Wearables are one of the biggest tech buzzwords in 2014, but where does the technology stand?
That was the central question during “The Era of Wearable Tech Arrives,” a conference at International CES, running through Friday in Las Vegas.
Chris Massot, chief marketing officer of product-development firm Synapse, said nothing great has come of wearables thus far, but it’s certain to happen.
Massot, who has worked with companies such as Nike, Philips and Samsung, said in the future people will rely on four devices — a computer, notebook computer, phone and a wearable.
The question is what that wearable will be.
Mario Esposito, chief technology officer of Heapsylon LLC, says the problem with today’s fitness wearables is the information they share is often obvious.
After a run, he doesn’t want to be told how far he’s run — “Thank you, I was there,” Esposito said.
Instead, information about how the user can improve is what he would like to see.
Heapsylon LLC develops software and e-textiles sensors.
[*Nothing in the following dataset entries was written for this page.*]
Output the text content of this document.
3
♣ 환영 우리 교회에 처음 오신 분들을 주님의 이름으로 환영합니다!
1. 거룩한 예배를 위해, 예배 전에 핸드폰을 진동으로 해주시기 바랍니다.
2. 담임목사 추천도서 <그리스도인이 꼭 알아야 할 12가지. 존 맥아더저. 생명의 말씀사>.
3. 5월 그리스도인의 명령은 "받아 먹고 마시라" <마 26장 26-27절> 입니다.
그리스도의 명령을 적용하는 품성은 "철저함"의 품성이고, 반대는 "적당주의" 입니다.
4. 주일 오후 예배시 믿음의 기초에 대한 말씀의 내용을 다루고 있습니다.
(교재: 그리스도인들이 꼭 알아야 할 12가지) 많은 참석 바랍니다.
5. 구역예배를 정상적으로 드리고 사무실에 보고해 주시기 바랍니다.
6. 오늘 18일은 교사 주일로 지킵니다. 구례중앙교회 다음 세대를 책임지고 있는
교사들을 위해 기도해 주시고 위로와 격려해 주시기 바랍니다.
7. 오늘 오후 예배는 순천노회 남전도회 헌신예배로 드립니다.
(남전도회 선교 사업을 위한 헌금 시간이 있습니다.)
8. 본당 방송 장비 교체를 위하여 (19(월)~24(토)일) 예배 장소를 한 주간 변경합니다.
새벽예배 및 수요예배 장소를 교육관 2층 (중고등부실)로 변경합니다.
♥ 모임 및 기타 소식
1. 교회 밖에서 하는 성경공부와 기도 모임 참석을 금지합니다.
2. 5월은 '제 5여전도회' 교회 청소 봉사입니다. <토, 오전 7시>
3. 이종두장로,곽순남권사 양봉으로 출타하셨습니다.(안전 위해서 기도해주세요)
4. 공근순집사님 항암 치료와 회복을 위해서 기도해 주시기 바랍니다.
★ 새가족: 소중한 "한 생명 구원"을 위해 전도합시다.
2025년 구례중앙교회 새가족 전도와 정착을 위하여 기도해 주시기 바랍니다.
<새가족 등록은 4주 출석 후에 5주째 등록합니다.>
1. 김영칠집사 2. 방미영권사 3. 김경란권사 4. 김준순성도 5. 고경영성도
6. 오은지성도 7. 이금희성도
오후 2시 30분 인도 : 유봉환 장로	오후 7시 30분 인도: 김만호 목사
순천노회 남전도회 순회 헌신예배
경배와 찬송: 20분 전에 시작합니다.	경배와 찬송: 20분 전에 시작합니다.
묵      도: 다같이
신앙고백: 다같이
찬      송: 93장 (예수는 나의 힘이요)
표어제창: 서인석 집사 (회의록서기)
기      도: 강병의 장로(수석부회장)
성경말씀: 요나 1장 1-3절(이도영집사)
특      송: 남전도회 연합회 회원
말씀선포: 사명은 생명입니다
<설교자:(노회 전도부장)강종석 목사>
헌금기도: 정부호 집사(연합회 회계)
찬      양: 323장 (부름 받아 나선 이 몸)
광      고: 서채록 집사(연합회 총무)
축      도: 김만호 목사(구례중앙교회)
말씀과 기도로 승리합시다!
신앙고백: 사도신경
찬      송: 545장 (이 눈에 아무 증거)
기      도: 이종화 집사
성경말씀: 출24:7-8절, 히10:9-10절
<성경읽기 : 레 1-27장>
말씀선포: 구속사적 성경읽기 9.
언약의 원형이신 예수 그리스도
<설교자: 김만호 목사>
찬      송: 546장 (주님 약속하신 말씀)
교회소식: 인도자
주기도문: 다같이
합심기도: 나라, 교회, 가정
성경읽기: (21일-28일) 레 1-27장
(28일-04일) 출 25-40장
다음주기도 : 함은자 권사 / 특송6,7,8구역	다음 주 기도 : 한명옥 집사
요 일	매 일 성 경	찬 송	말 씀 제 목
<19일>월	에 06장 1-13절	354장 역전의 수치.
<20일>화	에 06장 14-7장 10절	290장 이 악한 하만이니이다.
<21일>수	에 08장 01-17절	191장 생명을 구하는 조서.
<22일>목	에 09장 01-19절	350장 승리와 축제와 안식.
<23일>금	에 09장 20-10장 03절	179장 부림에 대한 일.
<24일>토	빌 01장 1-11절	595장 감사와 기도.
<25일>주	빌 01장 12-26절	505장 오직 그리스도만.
It’s Sensoria Fitness Smart Sock capture information and send it to a smartphone application that acts as a fitness coach. The Fitness Bra and Fitness T-shirt pair wirelessly with heart monitors.
Stephen Pierce, medical devices leader for IBM, said incredible technology is already out there, it’s just a matter of improving it. In health care, Pierce said wearable sensors will collect body data, which can integrate with environmental and historical data, to produce diagnostic and preventive information.
He pointed to IBM’s Watson, which can help doctors diagnose patients by incorporating current symptoms with personal and family medical history, past doctor’s notes, and up-to-date research and clinical studies. In finance, Watson can analyze large amounts of data and identify trends to make investment suggestions and manage risk.
In the future, Pierce predicts we’ll have wearables, technologically advanced clothing and implantable and ingestible technologies to capture information about our bodies.
“Wearables will be the key source of information,” he said. “Computers will be the cloud.”
Sonny Vu, CEO and founder of Misfit Wearables, used diabetic patches as an example of the hurdles wearable technology faces.
The high-tech patches deliver insulin as effectively as needles by pushing it through the skin. Though the patches save diabetes sufferers from having to prick their fingers to check their levels, most shy away from it.
It isn’t more popular because it’s “incredibly invasive,” Vu said.
For Vu’s product, a quarter-sized wearable that tracks activity, he said battery life is a challenge. He wanted to achieve a six-month battery life, but could only guarantee a range of four to six months.
Others at the conference shared the battery-life lament.
“I think we’ve reached the end-physics right now for batteries,” FitLinxx President and CEO Dave Monahan said during a talk called “Wearable Tech: Function Meets Fashion.”
When asked about favorite technology, Vu cited Google Glass for its ability to help doctors diagnose patients and help Amazon logistics operators find products.
He also acknowledged smartwatches, but said they still have potential to improve.
“Someone is going to discover an amazing use case,” Vu said. “I don’t know what it is.”